Looking for double executions which might correspond with Deare's account, the researchers found that on 12 April, 1776, just two men were hanged from the often busy Tyburn gibbet – a Samuel Whitlow, for burglary, and one James Langar, for highway robbery. Not that Langar was your romantic stereotype of a dashing, moonlit figure astride a fast horse: "highway robbery" was the term for any robbery taking place on or near the king's highway. Langar was more of a footpad. His victims believed he was armed with a pistol, although no such item was produced in evidence against him.
Langar appeared twice at the same session of the Old Bailey, on two accounts of highway robbery in Hyde Park. He reportedly said little in his defence, in one case declaring: "I know myself not guilty of the fact", and, in the other: "I see they are determined to swear my life away."
Any stern enjoinders of "Mend your ways, or you'll end up in an art installation" don't seem to have been on the cards, and Langar was hanged at the same time as the burglar, Whitlow. As nothing appears in the court records about Whitlow's stature, it is presumed that Langar was the well-proportioned Smugglerius. Soldiers were often used as life models in art colleges at that time, due to their good physique. After his hanging, Langar's corpse may well have been retrieved from the scaffold by William Hunter's brother, John, who at that time procured bodies, post-execution, for William, but who would go on to become an eminent surgeon in his own right. The term foisted on the flayed and cast cadaver, "Smugglerius", with its jokey, pseudo-classical overtones, suited the Dying Gladiator pose, but also echoed the 18th century literary circle members known as Scriblerians, and mid-18th-century fictitious chronicler known as Martinus Scriblerus.

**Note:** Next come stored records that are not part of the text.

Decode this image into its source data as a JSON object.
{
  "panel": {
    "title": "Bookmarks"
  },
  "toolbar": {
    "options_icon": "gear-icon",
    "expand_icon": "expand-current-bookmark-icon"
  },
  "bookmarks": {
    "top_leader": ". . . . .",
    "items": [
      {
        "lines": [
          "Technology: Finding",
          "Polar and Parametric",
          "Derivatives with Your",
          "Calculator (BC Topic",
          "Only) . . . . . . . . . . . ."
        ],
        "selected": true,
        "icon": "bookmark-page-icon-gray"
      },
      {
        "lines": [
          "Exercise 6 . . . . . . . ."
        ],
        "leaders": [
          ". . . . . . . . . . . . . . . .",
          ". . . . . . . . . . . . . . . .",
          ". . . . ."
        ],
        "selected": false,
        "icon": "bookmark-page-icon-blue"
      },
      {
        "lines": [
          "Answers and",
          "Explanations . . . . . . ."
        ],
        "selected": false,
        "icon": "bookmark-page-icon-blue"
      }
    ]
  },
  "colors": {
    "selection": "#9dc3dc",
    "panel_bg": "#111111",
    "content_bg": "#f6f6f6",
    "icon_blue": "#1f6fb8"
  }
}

Some 234 years on, the skinned Langar provides a striking focal point in the Talbot Rice's Georgian hall, surrounded by specially commissioned photographs by Caroline Douglas in a contemporary response to the cast. From the cabinet on which he reclines, old anatomical drawings threaten to spill out. Smith has assembled easels, to encourage visitors to sketch their own responses to the flayed man. In the gallery's modern "white space" area, other anatomical illustrations from the art college archives line the wall. Pat Fisher, principal curator of the Talbot Rice, emphasises the linked exhibitions' preoccupation with illustration as instruction, using the archives: "We started to explore the idea of bringing the cast into the gallery. Given that anatomical casts like this, and of course the naked life model, are historical and continual subjects for drawing, it seemed to me that the two things would sit well together."
Smith describes herself as delighted by the fresh interest in the hitherto obscure figure of the hapless criminal. "This was someone who lost his life, his skin, his identity. In mounting this exhibition we're trying to redress that balance a little, reverse the process of a human being made into a specimen."
The two exhibitions, Drawing for Instruction: the Art of Explanation and Smugglerius Unveiled, open at the Talbot Rice Gallery tomorrow.